Eustoquio debió buena parte de su formación religiosa a santa Marcela, «la gloria de las damas romanas», pero cuando santa Paula decidió seguir a san Jerónimo a Palestina, Eustoquio lo dejó todo para irse con ella. Al grupo se unieron otras doncellas que aspiraban a seguir la vida religiosa; la comitiva se entrevistó con san Jerónimo en Antioquía, hizo una visita a los Santos Lugares, pasó a Egipto para conocer a los monjes del desierto de Nitria y, por fin, se instaló en la ciudad de Belén. Ahí quedaron establecidas tres comunidades de mujeres, en cuya dirección Eustoquio colaboró activamente con santa Paula. San Jerónimo nos ha dejado un relato sobre la vida sencilla y devota que llevaban. Las dos mujeres, que habían aprendido el griego y el hebreo, ayudaron a san Jerónimo en la traducción de la Biblia, conocida como la Vulgata y, a su solicitud, el santo escribió algunos comentarios sobre las Epístolas a Filemón, a los Calatas, los Efesios y a Tito y también dedicó a madre e hija algunos de sus trabajos, puesto que, como él mismo comentó: «esas dos mujeres son más capaces de conformar un buen juicio sobre esos libros que muchos hombres». Aparte de sus tareas intelectuales, santa Eustoquio se ocupaba en mantener limpia la casa, en dar brillo y conservar llenas de aceite las lámparas y en cocinar.
En el año de 403, santa Paula cayó enferma, y Eustoquio consagró su tiempo a cuidarla, sin apartarse de ella más que para ir a la gruta de la Natividad para orar por su salud. El 26 de enero del 404 murió santa Paula, y Eustoquio, «como una niña a quien se trata de arrancar de los brazos que la amparan, a duras penas pudo ser apartada del cuerpo de su madre». Besaba una y otra vez sus párpados cerrados, le acariciaba el rostro, los brazos, el pecho y seguramente hubiese deseado que la sepultaran con ella.
La sucesora de santa Paula como superiora de las comunidades de Belén fue su hija, quien se encontró con las finanzas al borde de la ruina y con innumerables deudas. Pero con la ayuda de san Jerónimo y su propia energía, hizo frente a la situación y logró solucionarla, gracias sobre todo a los socorros económicos aportados por su sobrina, otra Paula, que había ingresado a la comunidad de Belén. En el año de 417, los bandoleros cayeron sobre el monasterio, lo incendiaron y cometieron innumerables ultrajes, sobre todo lo cual informaron al Papa, san Jerónimo, santa Eustoquio y la joven Paula.

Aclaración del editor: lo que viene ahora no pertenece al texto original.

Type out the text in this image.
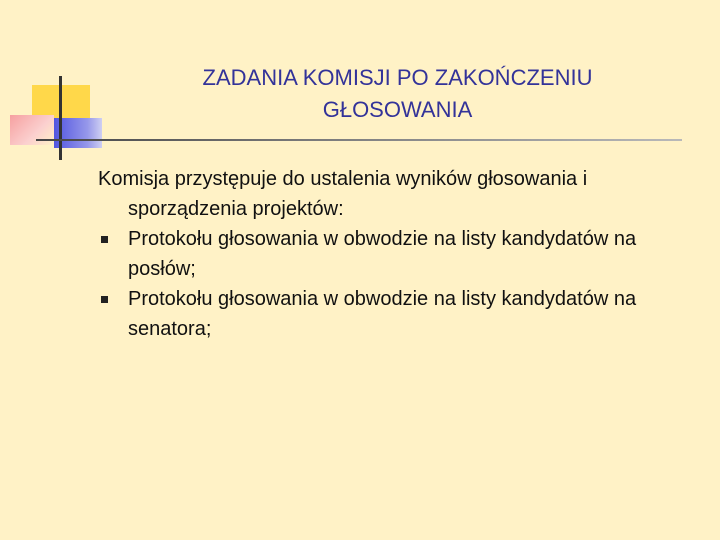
ZADANIA KOMISJI PO ZAKOŃCZENIU
GŁOSOWANIA
Komisja przystępuje do ustalenia wyników głosowania i sporządzenia projektów:
Protokołu głosowania w obwodzie na listy kandydatów na posłów;
Protokołu głosowania w obwodzie na listy kandydatów na senatora;
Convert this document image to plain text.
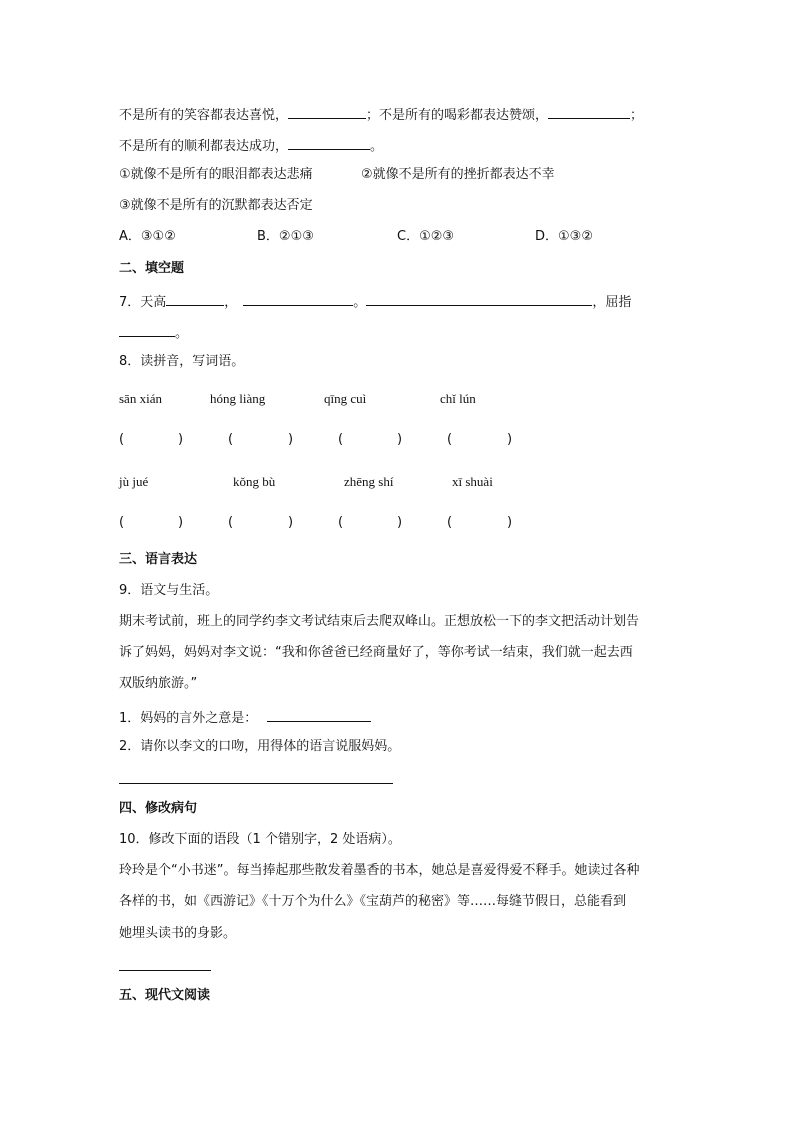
不是所有的笑容都表达喜悦，	；不是所有的喝彩都表达赞颂，	；
不是所有的顺利都表达成功，	。
①就像不是所有的眼泪都表达悲痛	②就像不是所有的挫折都表达不幸
③就像不是所有的沉默都表达否定
A．③①②	B．②①③	C．①②③	D．①③②
二、填空题
7．天高	，	。	，屈指
。
8．读拼音，写词语。
sān xián	hóng liàng	qīng cuì	chǐ lún
(	)	(	)	(	)	(	)
jù jué	kǒng bù	zhēng shí	xī shuài
(	)	(	)	(	)	(	)
三、语言表达
9．语文与生活。
期末考试前，班上的同学约李文考试结束后去爬双峰山。正想放松一下的李文把活动计划告
诉了妈妈，妈妈对李文说：“我和你爸爸已经商量好了，等你考试一结束，我们就一起去西
双版纳旅游。”
1．妈妈的言外之意是：
2．请你以李文的口吻，用得体的语言说服妈妈。
四、修改病句
10．修改下面的语段（1 个错别字，2 处语病）。
玲玲是个“小书迷”。每当捧起那些散发着墨香的书本，她总是喜爱得爱不释手。她读过各种
各样的书，如《西游记》《十万个为什么》《宝葫芦的秘密》等……每缝节假日，总能看到
她埋头读书的身影。
五、现代文阅读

El Pontífice Inocencio I, al recibir las cartas, escribió a cada uno de los informantes y envió otra carta, en términos por demás enérgicos a Juan, el obispo de Jerusalén. Santa Eustoquio no sobrevivió por mucho tiempo a aquellos terribles acontecimientos. San Jerónimo no nos dejó ningún relato sobre su muerte, como lo hizo en el caso de su madre, pero sí es un hecho que en aquella ocasión escribió a san Agustín y a san Alipio en estos términos: «la gran pena que me ha embargado, me hizo relegar a un lado los ultrajantes escritos de Aniano, el pelagiano». Sabemos que Eustoquio murió pacíficamente alrededor del año 419, y fue sepultada en la misma tumba que santa Paula, en una gruta vecina al lugar donde nació Jesucristo. Ahí se encuentra hasta hoy la tumba, pero está vacía, y nunca se ha sabido el destino que tuvieron sus reliquias.
Las cartas de san Jerónimo y algunos otros de sus escritos proporcionan casi todos los datos que se puedan obtener sobre santa Eustoquio. Ese material se encuentra reunido en el Acta Sanctorum, sept. vol. VII. En todas las biografías de san Jerónimo se habla bastante de Eustoquio y también figura de manera prominente en la deliciosa obra de F. Lagrange, Histoire de Ste. Paule (1868). El cuadro con el que ilustramos es el de la Santísima Trinidad, con San Jerónimo y dos santas, Andrea del Castagno (1453).